Creating a garden--large or small--where love and forgiveness are the focus of reflection takes thought and planning. Yet the payoff can be great.
Imagine having a peaceful place nearby where you can relax and spend time unwinding. What impact might such a place have on you and your relationships?
Whether you want to create a small place to sit and reflect or an ambitious community garden, like the one in Beirut, here are seven things to consider:
1. Planning: Careful planning can help you create a garden that best reflects the factors that are important to you, and that maximizes the impact of your space. Better Homes and Gardens offers a useful, interactive online planning tool. Get ideas by visiting local gardens, looking in magazines or on the internet. Contact your local garden club or horticultural society to find out about garden shows or community gardens of remembrance or reflection. Consider upkeep, seasonal variety of plants, and, of course, cost.
2. Location, Location, Location: Where will your garden be? Where is the sun over the course of the day? Do you want to expand on the view from the space or try to hide it? How much natural noise is there? Is there a natural border to the garden, such as a fence or hedge, or do you need to create one? What shape will your garden be? A circle signifies continuity and new beginnings, a square or rectangle is grounded, solid and permanent, and a triangle symbolizes life and procreation.
3. A Focal Point: Many of the world's finest gardens draw the eye to a focal point. It could be a sculpture, rock, topiary, gate, fountain, tree, or a mass of one type of flower. Consider whether you would like to have something that symbolizes love and forgiveness to you, such as a statue, water feature, or wind chime. You could also place items strategically at the end of a pathway or next to a seating area. You may also want to write words, such as "serenity", "peace", "love", and "forgiveness", on large stones.
4. A Place to Walk: Some people like to sit in stillness when they reflect; others prefer to walk around. Depending on the size of your space, consider whether you’d like to include a maze, labyrinth, or pathways. These can be created with different materials—grasses, hedges, mulch, pebbles or stones.
5. A Place to Sit: What kind of seating will you want—a bench, chair, or grassy knoll? Will it be in the sun or shade? Most people prefer to sit in a shady spot, except on a cool fall or winter day. Is it possible to have seating in both a shady and sunny spot? What will you hear, smell, and see from the seating area?
6. The Birds and the Bees: Do you want to attract birds, butterflies, and other wildlife? Do you want to deter deer or rabbits? Think about having a birdbath or bird feeder in the garden. Research plants that attract butterflies.

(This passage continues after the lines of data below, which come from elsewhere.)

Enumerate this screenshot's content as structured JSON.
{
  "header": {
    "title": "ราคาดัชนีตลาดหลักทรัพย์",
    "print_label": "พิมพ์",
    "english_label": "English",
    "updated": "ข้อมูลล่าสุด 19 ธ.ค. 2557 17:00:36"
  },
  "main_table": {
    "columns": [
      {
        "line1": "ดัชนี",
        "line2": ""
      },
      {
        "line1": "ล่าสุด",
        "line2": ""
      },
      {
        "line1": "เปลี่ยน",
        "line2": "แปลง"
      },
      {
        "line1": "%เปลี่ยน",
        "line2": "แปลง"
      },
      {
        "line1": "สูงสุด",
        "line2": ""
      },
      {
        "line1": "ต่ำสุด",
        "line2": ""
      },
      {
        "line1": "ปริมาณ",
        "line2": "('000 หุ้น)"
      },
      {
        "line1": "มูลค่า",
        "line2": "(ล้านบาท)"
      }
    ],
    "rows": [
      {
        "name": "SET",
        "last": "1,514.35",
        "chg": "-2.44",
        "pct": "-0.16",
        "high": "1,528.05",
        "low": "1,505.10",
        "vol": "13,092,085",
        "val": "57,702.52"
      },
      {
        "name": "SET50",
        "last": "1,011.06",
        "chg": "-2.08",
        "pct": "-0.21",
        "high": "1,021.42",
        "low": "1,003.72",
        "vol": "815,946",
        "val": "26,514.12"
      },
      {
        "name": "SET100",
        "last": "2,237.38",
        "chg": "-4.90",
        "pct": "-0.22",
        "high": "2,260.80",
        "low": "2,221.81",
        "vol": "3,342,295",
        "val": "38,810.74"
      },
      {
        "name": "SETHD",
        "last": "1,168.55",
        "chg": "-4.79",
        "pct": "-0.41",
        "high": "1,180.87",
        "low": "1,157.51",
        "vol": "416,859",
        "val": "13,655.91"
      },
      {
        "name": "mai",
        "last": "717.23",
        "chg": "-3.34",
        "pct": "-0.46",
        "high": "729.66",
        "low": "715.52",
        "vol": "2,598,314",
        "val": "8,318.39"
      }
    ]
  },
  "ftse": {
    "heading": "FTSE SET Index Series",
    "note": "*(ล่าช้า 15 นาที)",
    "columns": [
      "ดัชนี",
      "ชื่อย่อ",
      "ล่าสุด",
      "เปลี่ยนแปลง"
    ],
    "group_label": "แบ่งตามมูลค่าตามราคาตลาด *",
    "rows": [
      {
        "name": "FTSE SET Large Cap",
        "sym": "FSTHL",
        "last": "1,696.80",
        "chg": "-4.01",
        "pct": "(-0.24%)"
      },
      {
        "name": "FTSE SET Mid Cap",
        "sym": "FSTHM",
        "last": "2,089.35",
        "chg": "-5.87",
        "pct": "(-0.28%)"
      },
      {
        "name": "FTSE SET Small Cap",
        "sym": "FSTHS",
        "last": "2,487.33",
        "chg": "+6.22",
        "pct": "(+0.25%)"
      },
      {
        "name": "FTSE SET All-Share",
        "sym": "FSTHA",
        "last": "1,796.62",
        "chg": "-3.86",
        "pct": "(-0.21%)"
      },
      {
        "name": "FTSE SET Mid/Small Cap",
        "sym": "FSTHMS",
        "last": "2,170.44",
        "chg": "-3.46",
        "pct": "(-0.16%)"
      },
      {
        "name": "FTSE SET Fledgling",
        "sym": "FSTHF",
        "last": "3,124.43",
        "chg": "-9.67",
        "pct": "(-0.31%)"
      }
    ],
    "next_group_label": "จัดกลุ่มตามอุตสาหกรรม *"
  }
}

7. What Kinds of Plants?: Your garden of love or forgiveness can contain a broad variety of plants. As you contemplate your overall plan for plants, think about having a variety of colors, shapes, scents, textures, and heights. Consider which plants bloom at which times of the year so that there is visual interest throughout the year. Keep in mind which plants will grow in the particular zone where your garden is located.
Most of all, create a place that feels nurturing. As you care for your garden, it will do the same for you and the sentient beings you share it with.